Figure 3.3 Map of the Benguela Current region bordering Namibia and South Africa, showing the 500 m depth contour (dashed line) and the approximate locations of the Lüderitz upwelling cell (which separates the northern and southern Benguela Current subsystems) and the Agulhas Current.
Source: From Roux et al. (2013). Reproduced with permission from the Bulletin of Marine Science.
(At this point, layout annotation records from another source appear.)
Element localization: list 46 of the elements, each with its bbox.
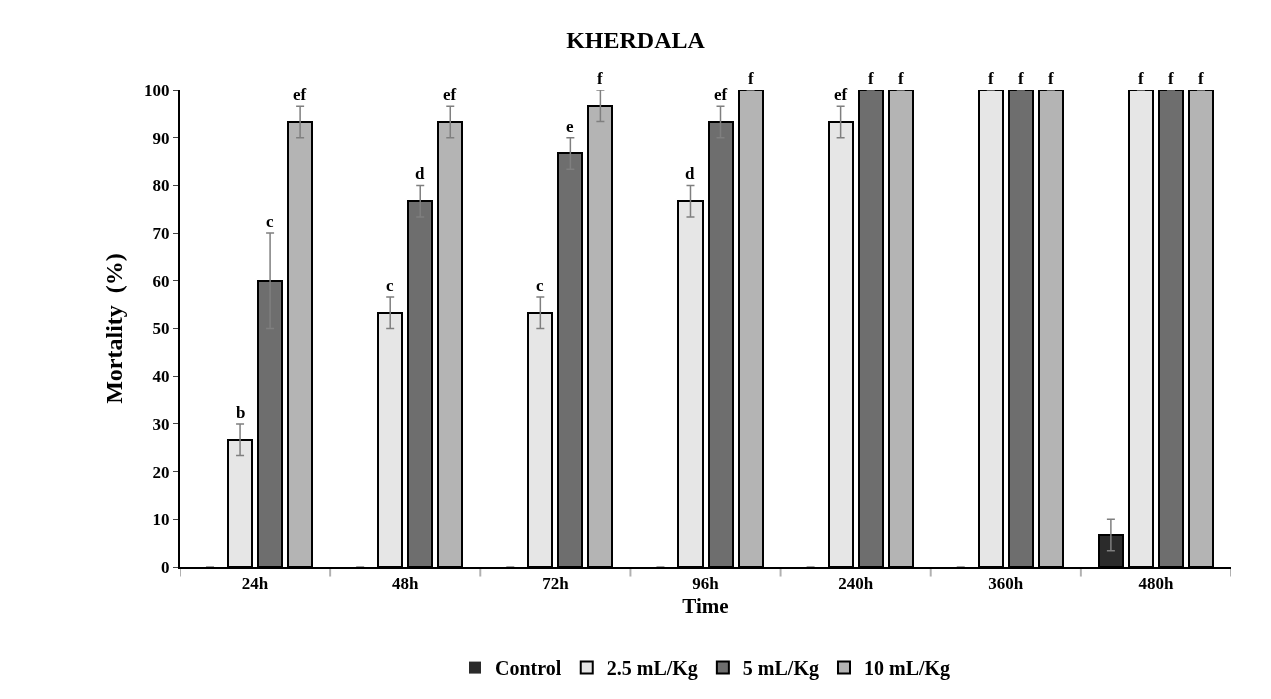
y-tick-label: 0 [161, 557, 170, 577]
data-label: c [536, 276, 544, 295]
legend-label: 10 mL/Kg [863, 657, 951, 681]
data-label: f [988, 69, 994, 88]
x-tick-label: 96h [692, 574, 720, 594]
legend-label: 5 mL/Kg [742, 657, 819, 681]
data-label: f [898, 69, 904, 88]
data-label: f [748, 69, 754, 88]
data-label: f [1198, 69, 1204, 88]
x-tick-label: 72h [542, 574, 570, 594]
data-label: f [1168, 69, 1174, 88]
y-axis-title: Mortality (%) [100, 253, 127, 404]
y-tick-label: 90 [152, 128, 170, 148]
data-label: d [685, 164, 695, 183]
data-label: ef [443, 85, 457, 104]
legend-label: Control [495, 657, 562, 680]
x-tick-label: 48h [391, 574, 419, 594]
data-label: f [597, 69, 603, 88]
data-label: f [1048, 69, 1054, 88]
data-label: e [566, 117, 574, 136]
data-label: f [1018, 69, 1024, 88]
x-axis-title: Time [682, 594, 729, 619]
y-tick-label: 10 [152, 510, 170, 530]
data-label: f [1138, 69, 1144, 88]
chart-title: KHERDALA [566, 27, 706, 54]
data-label: d [415, 164, 425, 183]
data-label: ef [714, 85, 728, 104]
x-tick-label: 360h [988, 574, 1024, 594]
y-tick-label: 70 [152, 224, 170, 244]
data-label: ef [293, 85, 307, 104]
y-tick-label: 30 [152, 414, 170, 434]
y-tick-label: 80 [152, 176, 170, 196]
legend-label: 2.5 mL/Kg [606, 657, 698, 681]
x-tick-label: 240h [838, 574, 874, 594]
x-tick-label: 480h [1138, 574, 1174, 594]
data-label: c [266, 212, 274, 231]
y-tick-label: 40 [152, 367, 170, 387]
x-tick-label: 24h [241, 574, 269, 594]
data-label: c [386, 276, 394, 295]
y-tick-label: 60 [152, 271, 170, 291]
y-tick-label: 100 [144, 80, 170, 100]
data-label: f [868, 69, 874, 88]
data-label: ef [834, 85, 848, 104]
data-label: b [236, 403, 246, 422]
y-tick-label: 50 [152, 319, 170, 339]
y-tick-label: 20 [152, 462, 170, 482]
There is increasing modelling and experimental evidence that pronounced alterations to oceanographic features (dominant currents and upwelling systems) due to climatic change are rearranging species’ distributions globally (Lourenço et al. 2017). Researchers at the University of Miami found that the Indian Ocean’s warm Agulhas Current is getting wider rather than strengthening (Beal & Elipot 2016). Their findings, which have important implications for global climate change, suggest that intensifying winds in the region may be increasing the turbulence of the current, rather than increasing its flow rate. In the case of the Benguela Current, global climate change has led to a rise in the temperature of this cold current. Not only has there been a rise in water temperature, but the water has become increasingly saline (Global Climate 2019). An El Niño5 effect has already been detected. The outcome of these changes from the Benguela El Niño is expected to have a dramatic effect on marine life on the southwest coast of Africa. How exactly it will impact global distributions of marine mussels remains to be seen.